BOGOTA CORRESPONDANTE
Un rapport de l’organisation de défense des droits de l’homme Human Rights Watch (HRW) accuse Bogota de freiner les enquêtes en cours sur les crimes atroces commis par les milices paramilitaires et sur les connivences dont elles ont bénéficié au sein de l’armée, de la classe politique et des milieux patronaux.
Le document de 148 pages sur les « Obstacles à la justice sur la mafia paramilitaire en Colombie » a été rendu public jeudi 16 octobre. « Les enquêtes menées par les autorités judiciaires de Colombie sur les paramilitaires et leurs puissants complices ont connu des avancées très significatives, a déclaré José Miguel Vivanco, directeur de HRW pour les Amériques, venu présenter le rapport à Bogota. Toutefois, les actions et les mesures mises en œuvre par le gouvernement du président Alvaro Uribe pourraient bien finir par saboter l’action de la justice. »
Le gouvernement colombien a immédiatement récusé le contenu du rapport, qualifié de biaisé et de mensonger. Il est « ridicule » de prétendre qu’il ne veut pas que « toute la lumière soit faite rapidement » sur « les violences commises par les groupes armés », a-t-il déclaré. Conservateur, le gouvernement peut difficilement accuser de parti pris idéologique M. Vivanco, expulsé il y a trois semaines du Venezuela par le gouvernement d’Hugo Chavez à la suite de la publication d’un rapport également critique.
UN IMMENSE PATRIMOINE
HRW reproche au président Uribe ses attaques verbales contre les magistrats de la Cour suprême.

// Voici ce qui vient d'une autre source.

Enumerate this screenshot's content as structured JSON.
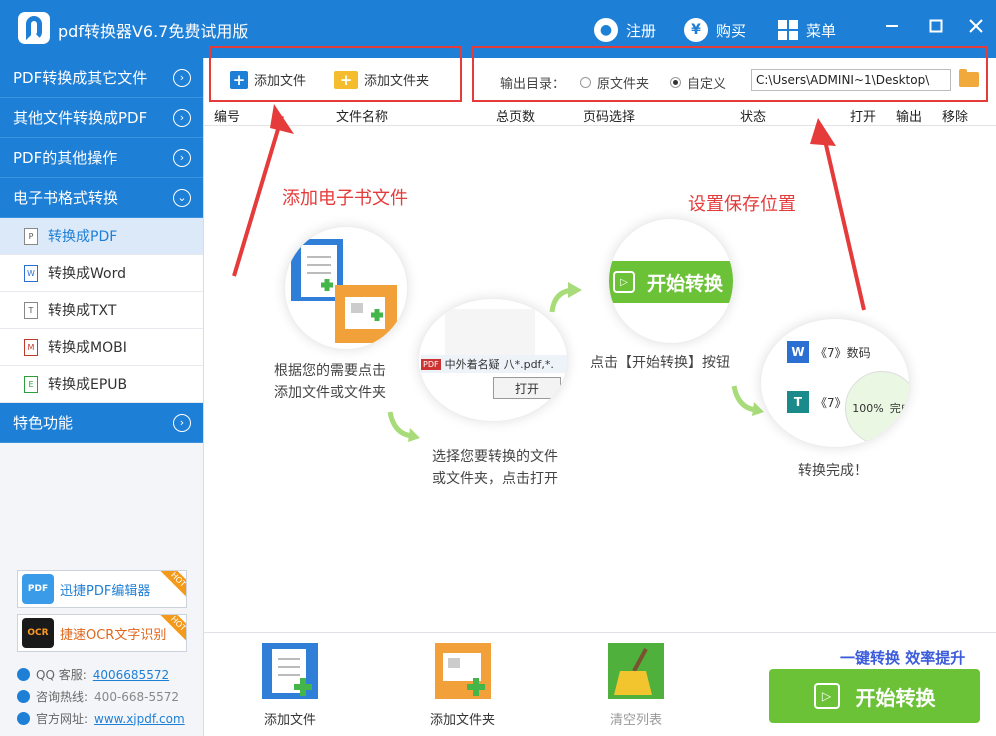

Compétente pour juger sénateurs et députés, la Cour a ouvert une enquête contre plus de 60 parlementaires - la plupart membres de la majorité présidentielle - soupçonnés d’entente avec les paramilitaires pour se faire élire.
Héritiers des milices au service des trafiquants de drogue, les paramilitaires se sont développés avec la justification de lutter contre les guérillas d’extrême gauche. A force de terreur, ils ont étendu leur influence dans les années 1990 et accumulé un immense patrimoine, en expulsant des milliers de paysans de leurs terres. M. Uribe a engagé avec eux une négociation qui a conduit à la démobilisation de 31 000 combattants et, en 2006, à l’incarcération des principaux chefs. Une peine maximale de huit ans de prison est prévue en échange de l’aveu de leurs crimes.
HRW reproche également au président Uribe d’avoir, en mai, extradé vers les Etats-Unis treize chefs paramilitaires. Deux d’entre eux viennent d’être condamnés par la justice américaine à plus de vingt ans de prison pour trafic de drogue. Selon HRW, cette lourde peine ne compense pas le fait que leur départ a fait disparaître tout espoir de connaître la vérité sur les crimes de lèse-humanité commis en Colombie et d’inculper leurs complices politiques.
« Si le gouvernement continue ainsi, il est probable que les énormes efforts des tribunaux et des procureurs colombiens échouent à casser le pouvoir des mafias », note M. Vivanco, affirmant que la communauté internationale doit « maintenir la pression » pour que la justice colombienne puisse faire son travail.